Thank you, I think I understand. As I replied to obh, we understnand that our sample might be too small but need to report this value and then simply use an explanation of the limitation of the test we conducted and that the result might not have significant chance of error.
Hi Brutane,

There are two different aspects of the sample size.
1. can you use the specific test?
Since you don't know the standard deviation (, If the sample size is not big enough (rule of thumb 30) you may not use a test based on Z or Chi-squared. otherwise, you should consider different tests.
In your case, there is no such a problem.

2. will the test be powerful enough to identify a change of the effect size from the expected value - H0, and reject H0 if such a change was identified?
In your case, you need a sample size of 88 to achieve a power of 0.8 ( 0.8035)
That says the probability to reject an incorrect H0 will be 0.8 (still there is a probability of 0.2 you won't reject an incorrect H0)
 
#15
Hi Brutane,

There are two different aspects of the sample size.
1. can you use the specific test?
Since you don't know the standard deviation (, If the sample size is not big enough (rule of thumb 30) you may not use a test based on Z or Chi-squared. otherwise, you should consider different tests.
In your case, there is no such a problem.

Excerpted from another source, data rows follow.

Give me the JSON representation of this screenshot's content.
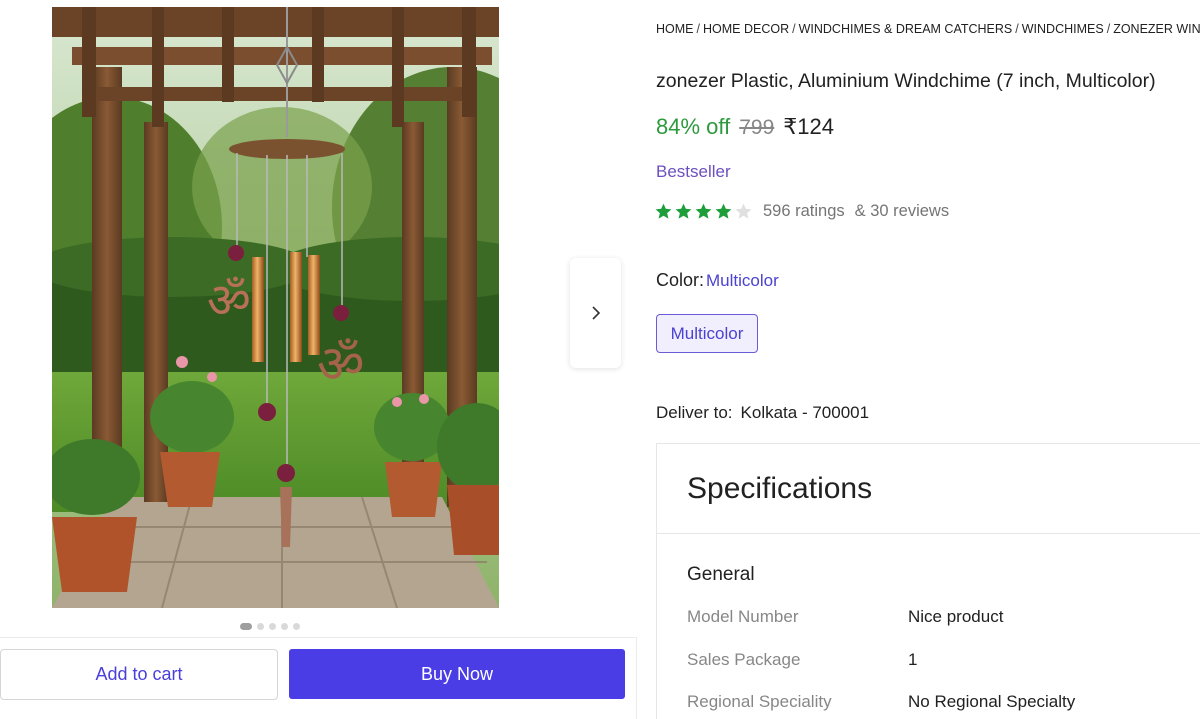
{
  "breadcrumb": [
    "HOME",
    "HOME DECOR",
    "WINDCHIMES & DREAM CATCHERS",
    "WINDCHIMES",
    "ZONEZER WIND"
  ],
  "product": {
    "title": "zonezer Plastic, Aluminium Windchime (7 inch, Multicolor)",
    "discount": "84% off",
    "mrp": "799",
    "price": "₹124",
    "badge": "Bestseller",
    "rating_value": 4,
    "rating_max": 5,
    "ratings_text": "596 ratings",
    "reviews_text": "& 30 reviews",
    "color_label": "Color:",
    "color_value": "Multicolor",
    "color_options": [
      "Multicolor"
    ],
    "deliver_label": "Deliver to:",
    "deliver_location": "Kolkata - 700001"
  },
  "gallery": {
    "image_count": 5,
    "active_index": 0
  },
  "actions": {
    "add_to_cart": "Add to cart",
    "buy_now": "Buy Now"
  },
  "specifications": {
    "heading": "Specifications",
    "section": "General",
    "rows": [
      {
        "key": "Model Number",
        "value": "Nice product"
      },
      {
        "key": "Sales Package",
        "value": "1"
      },
      {
        "key": "Regional Speciality",
        "value": "No Regional Specialty"
      }
    ]
  },
  "colors": {
    "accent": "#4a3de6",
    "discount_green": "#2e9a3e",
    "star_green": "#1e9e3a",
    "bestseller_purple": "#6c4fbf"
  },
  "icons": {
    "next": "chevron-right-icon",
    "star": "star-icon"
  }
}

2. will the test be powerful enough to identify a change of the effect size from the expected value - H0, and reject H0 if such a change was identified?
In your case, you need a sample size of 88 to achieve a power of 0.8 ( 0.8035)
That says the probability to reject an incorrect H0 will be 0.8 (still there is a probability of 0.2 you won't reject an incorrect H0)
ohh,

Thanks for all your help. Although our sample isn't the best, I feel much more confident that I am on the right track, and I feel like I learned yet another helpful bit about statistics that I can carry forward and continue to build on.